Ambani house is a $1.8 billion tower overlooking Mumbai slums
Murkesh Ambani, an Indian billionaire, is moving into the largest, most expensive house in the world, built to his specifications. The $1.8 billion, 398,000 square foot tower, dubbed “Antilla” by its ostentatious owner, rises 567 feet above the Mumbai slums. The Ambani house is being derided for claiming it’s an environmentally friendly building and as a symbol of the growing divide between the minority of haves and the majority of have-nots in India.
Inside the Ambani house
Ambani is India’s richest person and number four on the Forbes list of world’s richest. Antilla has been billed the most expensive residential property in the world. It took more than seven years to build. Ambani’s wife, mother and three kids will be served by a staff of 600 in what Inhabitat calls an example of “excessive consumption, extreme wastefulness, and unsustainable living.” Antilla houses a health club with a gym and dance studio, a swimming pool, a ballroom, guestrooms, numerous lounges and a 50-seat movie theater. Three helicopter pads fit on the roof. A 160-car parking garage takes up several ground floors. Each floor has ceilings more than twice as high as considered normal, making the 27-story structure as high as a 60-story building.

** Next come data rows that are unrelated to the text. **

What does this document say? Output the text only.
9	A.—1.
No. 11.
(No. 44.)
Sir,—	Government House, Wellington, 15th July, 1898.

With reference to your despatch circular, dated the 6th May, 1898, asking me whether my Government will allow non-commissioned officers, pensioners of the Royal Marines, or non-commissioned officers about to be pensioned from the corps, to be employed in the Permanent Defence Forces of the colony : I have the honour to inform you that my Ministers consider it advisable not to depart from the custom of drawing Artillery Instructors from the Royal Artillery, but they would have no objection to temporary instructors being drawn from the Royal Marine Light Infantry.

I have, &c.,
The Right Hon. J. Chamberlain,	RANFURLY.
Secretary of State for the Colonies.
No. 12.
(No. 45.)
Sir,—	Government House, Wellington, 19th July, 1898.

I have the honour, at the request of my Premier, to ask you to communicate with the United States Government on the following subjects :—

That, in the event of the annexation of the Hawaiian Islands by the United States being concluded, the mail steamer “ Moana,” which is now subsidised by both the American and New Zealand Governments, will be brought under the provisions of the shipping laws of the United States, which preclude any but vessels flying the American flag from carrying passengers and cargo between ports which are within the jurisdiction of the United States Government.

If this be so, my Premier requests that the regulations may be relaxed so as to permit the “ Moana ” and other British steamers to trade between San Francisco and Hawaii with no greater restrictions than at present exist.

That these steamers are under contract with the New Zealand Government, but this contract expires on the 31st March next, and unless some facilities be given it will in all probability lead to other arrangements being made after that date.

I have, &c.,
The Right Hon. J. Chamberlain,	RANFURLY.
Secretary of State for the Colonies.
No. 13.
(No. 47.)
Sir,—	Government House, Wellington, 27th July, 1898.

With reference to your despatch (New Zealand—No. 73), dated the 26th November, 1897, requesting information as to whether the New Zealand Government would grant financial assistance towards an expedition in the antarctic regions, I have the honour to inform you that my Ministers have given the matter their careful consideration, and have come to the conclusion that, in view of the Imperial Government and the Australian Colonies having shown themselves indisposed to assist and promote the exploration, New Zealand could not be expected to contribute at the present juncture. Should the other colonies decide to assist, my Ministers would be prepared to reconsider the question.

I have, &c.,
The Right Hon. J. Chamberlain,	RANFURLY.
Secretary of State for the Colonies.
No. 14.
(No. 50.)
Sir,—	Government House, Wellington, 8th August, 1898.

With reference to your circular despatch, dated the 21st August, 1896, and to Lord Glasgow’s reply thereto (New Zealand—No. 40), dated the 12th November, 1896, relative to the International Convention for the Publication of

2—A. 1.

Sustainable architecture questioned
Ambani’s attempts at sustainable architecture consisted of using Indian companies, contractors, craftsmen and materials firms, according to a Forbes Antilla profile. The building’s “green” attributes include trees growing inside and hanging gardens on the exterior called “living walls.” Sarah Rich at Inhabitat said that in Mumbai, a city of 13 million people, claims that Antilla is a green building are a deceptive facade. Sustainability is meeting the needs of the present without compromising future generations. Rich writes that sustainability is about humanity as much as greenery. Living walls don’t translate to environmental integrity.
Ambani’s Antilla backlash
Ambani will throw a housewarming party on Oct. 28. The Australian reports that guests arriving from around the world will pass through miles of Mumbai slums to reach Ambani’s Antilla. Critics are saying that even maharajas of centuries past showed more restraint than Ambani. Antilla is a glaring reminder that India’s economic renaissance is heaping more on a small number of filthy rich “Bollygarchs,” while 800 million Indians live on about $1.60 a day.